Xenobots: the first living, self-healing robots in the world.
Xenobots are living reconfigurable biobots created using the stem cells of African Clawed frogs (Xenopus laevis). The first designs of the xenobots were created by the University of Vermont in collaboration with Tufts University’s Allen discovery centre.
An individual xenobot is composed of about 500 -1000 cells; making each one of them less than a millimetre (0.04 inches) in size.
How are they made?
According to the computer-simulated designs of xenobots, Vermont researchers recognized that the most suitable building blocks for the creation of these living systems are heart muscle cells and skin cells. Heart muscle cells are able to spontaneously contract and relax while skin cells can provide a more rigid structure. The desired heart muscle cells and skin cells are acquired by incubating stem cells that are capable of developing into different cell types. First, these pluripotent stem cells from early staged (blastula stage) frog embryos were extracted, dissociated and left to incubate precisely to achieve the desired number and types of cells. These derived heart muscle cells and the skin cells from the stem cells of frog embryos are then processed further, merged and set loose in vitro. The newly created xenobots had enough energy to self-locomote up to 10 days in an aqueous environment. But they may function longer if a nutrient-rich medium is provided.

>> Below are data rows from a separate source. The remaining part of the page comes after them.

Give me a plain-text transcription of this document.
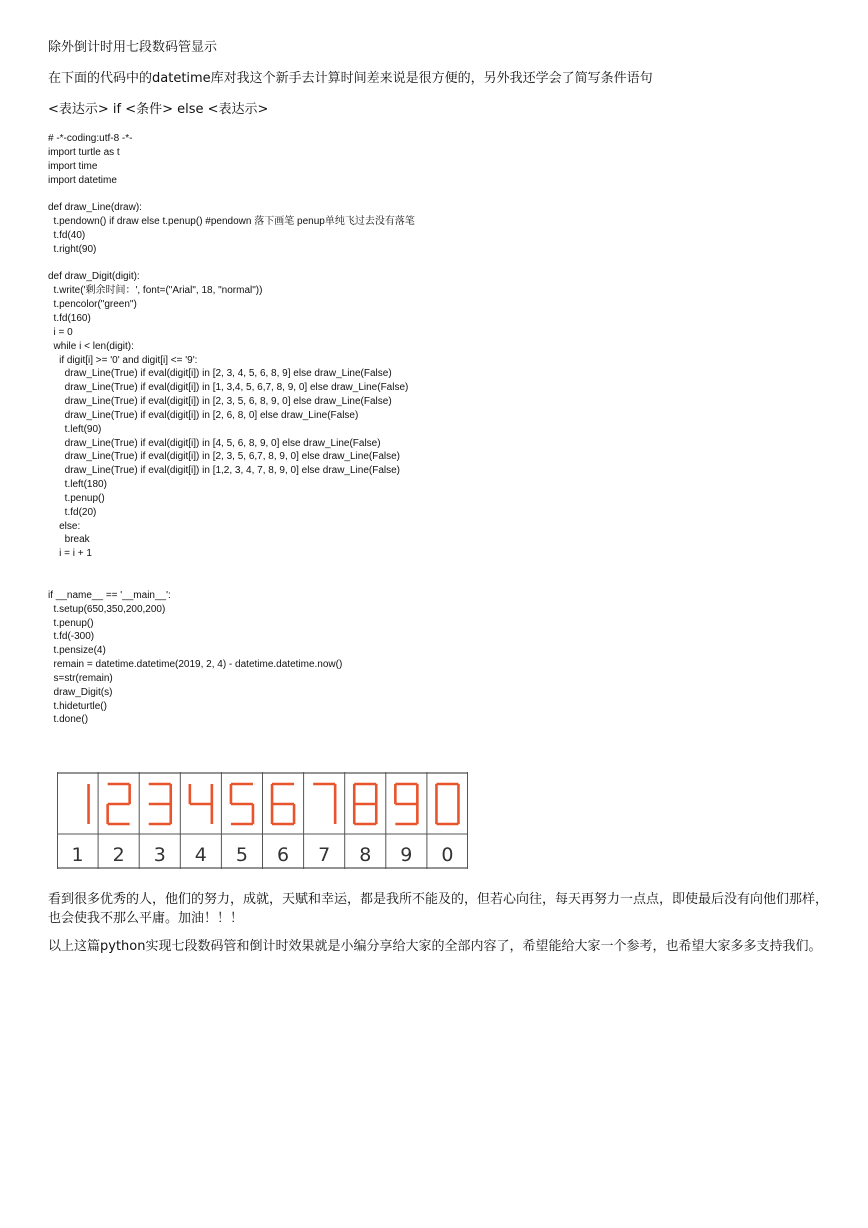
除外倒计时用七段数码管显示

在下面的代码中的datetime库对我这个新手去计算时间差来说是很方便的，另外我还学会了简写条件语句

<表达示> if <条件> else <表达示>

# -*-coding:utf-8 -*-
import turtle as t
import time
import datetime

def draw_Line(draw):
t.pendown() if draw else t.penup() #pendown 落下画笔 penup单纯飞过去没有落笔
t.fd(40)
t.right(90)

def draw_Digit(digit):
t.write('剩余时间：', font=("Arial", 18, "normal"))
t.pencolor("green")
t.fd(160)
i = 0
while i < len(digit):
if digit[i] >= '0' and digit[i] <= '9':
draw_Line(True) if eval(digit[i]) in [2, 3, 4, 5, 6, 8, 9] else draw_Line(False)
draw_Line(True) if eval(digit[i]) in [1, 3,4, 5, 6,7, 8, 9, 0] else draw_Line(False)
draw_Line(True) if eval(digit[i]) in [2, 3, 5, 6, 8, 9, 0] else draw_Line(False)
draw_Line(True) if eval(digit[i]) in [2, 6, 8, 0] else draw_Line(False)
t.left(90)
draw_Line(True) if eval(digit[i]) in [4, 5, 6, 8, 9, 0] else draw_Line(False)
draw_Line(True) if eval(digit[i]) in [2, 3, 5, 6,7, 8, 9, 0] else draw_Line(False)
draw_Line(True) if eval(digit[i]) in [1,2, 3, 4, 7, 8, 9, 0] else draw_Line(False)
t.left(180)
t.penup()
t.fd(20)
else:
break
i = i + 1

if __name__ == '__main__':
t.setup(650,350,200,200)
t.penup()
t.fd(-300)
t.pensize(4)
remain = datetime.datetime(2019, 2, 4) - datetime.datetime.now()
s=str(remain)
draw_Digit(s)
t.hideturtle()
t.done()

1 2 3 4 5 6 7 8 9 0

看到很多优秀的人，他们的努力，成就，天赋和幸运，都是我所不能及的，但若心向往，每天再努力一点点，即使最后没有向他们那样，也会使我不那么平庸。加油！！！

以上这篇python实现七段数码管和倒计时效果就是小编分享给大家的全部内容了，希望能给大家一个参考，也希望大家多多支持我们。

The first designs were in silico!
The first models of the xenobots were designed in silico employing an evolutionary algorithm. The biological passive and the contractile building blocks that simulate skin cells and the heart muscle cells, were combined in a virtual environment and programmed to acquire desired behaviour patterns. Different configurations of building blocks yield different behaviours. First, several random configurations were used. Then the best configurations were selected using an evolutionary algorithm that mimics natural selection.

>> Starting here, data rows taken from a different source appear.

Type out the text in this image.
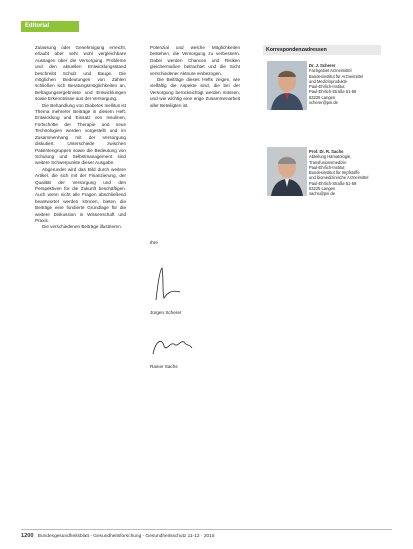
Editorial

Zulassung oder Genehmigung erreicht, erlaubt aber sehr wohl vergleichbare Aussagen über die Versorgung. Probleme und den aktuellen Entwicklungsstand beschreibt Schulz und Bauge. Die möglichen Bedeutungen von Zahlen schließen sich Beratungsmöglichkeiten an, Befragungsergebnisse und Entwicklungen sowie Erkenntnisse aus der Versorgung.

Die Behandlung von Diabetes mellitus ist Thema mehrerer Beiträge in diesem Heft. Entwicklung und Einsatz von Insulinen, Fortschritte der Therapie und neue Technologien werden vorgestellt und im Zusammenhang mit der Versorgung diskutiert. Unterschiede zwischen Patientengruppen sowie die Bedeutung von Schulung und Selbstmanagement sind weitere Schwerpunkte dieser Ausgabe.

Abgerundet wird das Bild durch weitere Artikel, die sich mit der Finanzierung, der Qualität der Versorgung und den Perspektiven für die Zukunft beschäftigen. Auch wenn nicht alle Fragen abschließend beantwortet werden können, bieten die Beiträge eine fundierte Grundlage für die weitere Diskussion in Wissenschaft und Praxis.

Die verschiedenen Beiträge illustrieren.

Potenzial und welche Möglichkeiten bestehen, die Versorgung zu verbessern. Dabei werden Chancen und Risiken gleichermaßen betrachtet und die Sicht verschiedener Akteure einbezogen.

Die Beiträge dieses Hefts zeigen, wie vielfältig die Aspekte sind, die bei der Versorgung berücksichtigt werden müssen, und wie wichtig eine enge Zusammenarbeit aller Beteiligten ist.

Ihre
Jürgen Scherer
Rainer Sachs
Korrespondenzadressen
Dr. J. Scherer
Fachgebiet Arzneimittel
Bundesinstitut für Arzneimittel
und Medizinprodukte
Paul-Ehrlich-Institut
Paul-Ehrlich-Straße 51-59
63225 Langen
scherer@pei.de
Prof. Dr. R. Sachs
Abteilung Hämatologie,
Transfusionsmedizin
Paul-Ehrlich-Institut
Bundesinstitut für Impfstoffe
und biomedizinische Arzneimittel
Paul-Ehrlich-Straße 51-59
63225 Langen
sachs@pei.de
1200 Bundesgesundheitsblatt - Gesundheitsforschung - Gesundheitsschutz 11-12 · 2015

Those selected configurations were then crafted into xenobots by merging skin cells and heart muscle cells, and their behavioural patterns in vitro were compared against those predicted in the computer simulations. The complete process consists of three basic steps; evolutionary designing in-silico, manipulation in-vitro, and realization in-vivo.
The created xenobots were expected to exhibit four different behaviours; locomotion, object manipulation, object transportation, and collective behaviour.

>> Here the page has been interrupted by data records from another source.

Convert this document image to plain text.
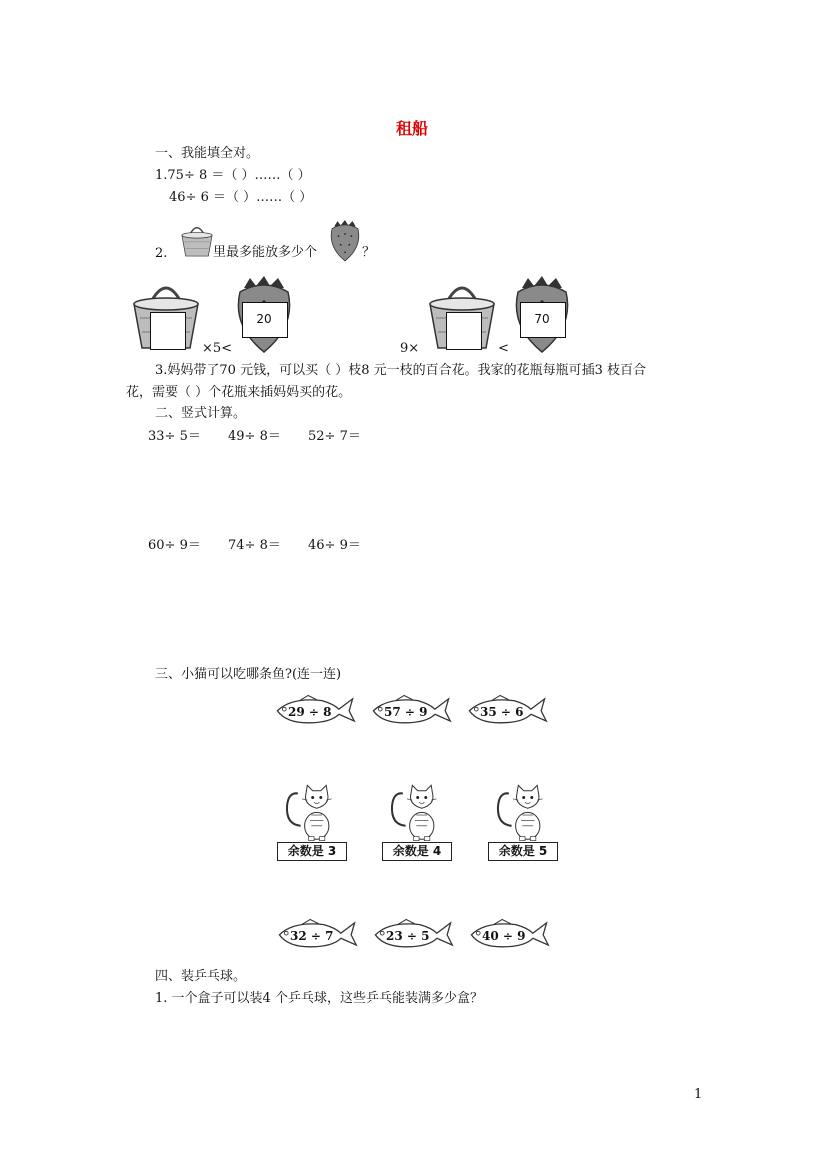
租船
一、我能填全对。
1.75÷ 8 ＝（ ）……（ ）
46÷ 6 ＝（ ）……（ ）
2.	里最多能放多少个	？
×5<
20
9×	<
70
3.妈妈带了70 元钱，可以买（ ）枝8 元一枝的百合花。我家的花瓶每瓶可插3 枝百合
花，需要（ ）个花瓶来插妈妈买的花。
二、竖式计算。
33÷ 5＝ 49÷ 8＝ 52÷ 7＝
60÷ 9＝ 74÷ 8＝ 46÷ 9＝
三、小猫可以吃哪条鱼?(连一连)
29 ÷ 8	57 ÷ 9	35 ÷ 6
余数是 3	余数是 4	余数是 5
32 ÷ 7	23 ÷ 5	40 ÷ 9
四、装乒乓球。
1. 一个盒子可以装4 个乒乓球，这些乒乓能装满多少盒？
1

All the designs successfully exhibited the locomotion behaviour in vivo as predicted in-silico. To determine whether the xenobot’s movement was a result of chance or due to the designs’ evolved geometry and tissue placement, one design was rotated 180° about its transverse plane and evaluated for another 25 times in silico and in vivo. The inverted design showed lesser net displacement compared to the upright design both in silico and in vivo confirming that the desired behaviour does not occur due to chance but due to the precise geometry and tissue placement itself (Figure 4).
Some evolved designs in silico had a hole through the centre of their transverse plan to reduce hydrodynamic drag. This hole was retained as a cavity to store and transport objects.
Moreover, several collective behaviours that were predicted in silico were observed in vivo; when several xenobots were kept together, they entangled, rotated around the same axis, moving towards the same direction. This collective orbital movement proves that xenobots can exhibit grouping behaviour.
Xenobots neither anatomically nor functionally represent traditional robots and they even exhibited self-healing capabilities; when the scientists sliced one robot, it reformed itself and kept moving.
Over time, conventional robots fail and can generate detrimental ecological and health side effects. Xenobots are more environmentally friendly than biological robots, and better for human health.
Xenobots can be used to deliver medication inside the human body, diagnose and destroy diseases such as cancer or even scrape out plaque in human arteries because of the nontoxicity and self-limiting lifespan. They can be further improved to clean up toxic waste and collect ocean microplastics. In addition, their capacity to restore birth defects may have a massive effect on regenerative medicine and developmental biology.
Along with these immediate functional tasks, xenobots may also help researchers to learn more about cell biology. Other than that, immunologically compatible biobots can be improvised out of one’s stem cells using xenobots as a model, contributing to future advancement in personalized medicine.
Living cells of Xenopus laevis are being employed to create these reconfigurable biobots. In its true essence, xenobots are genetically identical but anatomically distinct from Xenopus laevis. Though they function as an autonomous unit or an assemblage of living cells with rudimentary cognitive behaviours, they can not be entirely considered as ‘living organisms’, because they cannot reproduce, lack a nervous system rendering them incapable of performing sensory functions -those that are essential characteristics in a living organism. Consequently, it can only be recognized as a novel ‘life form’ without giving rise to a question of proper ethical consideration.
As a result of potential technological advances, if these biobots were to become more sophisticated, more biologically incorporated — even reproductively capable — ethical problems could emerge in the near future!
According to researchers, these novel reconfigurable bio-machines could revolutionize the fields of science and technology including medicine and healthcare in the near future.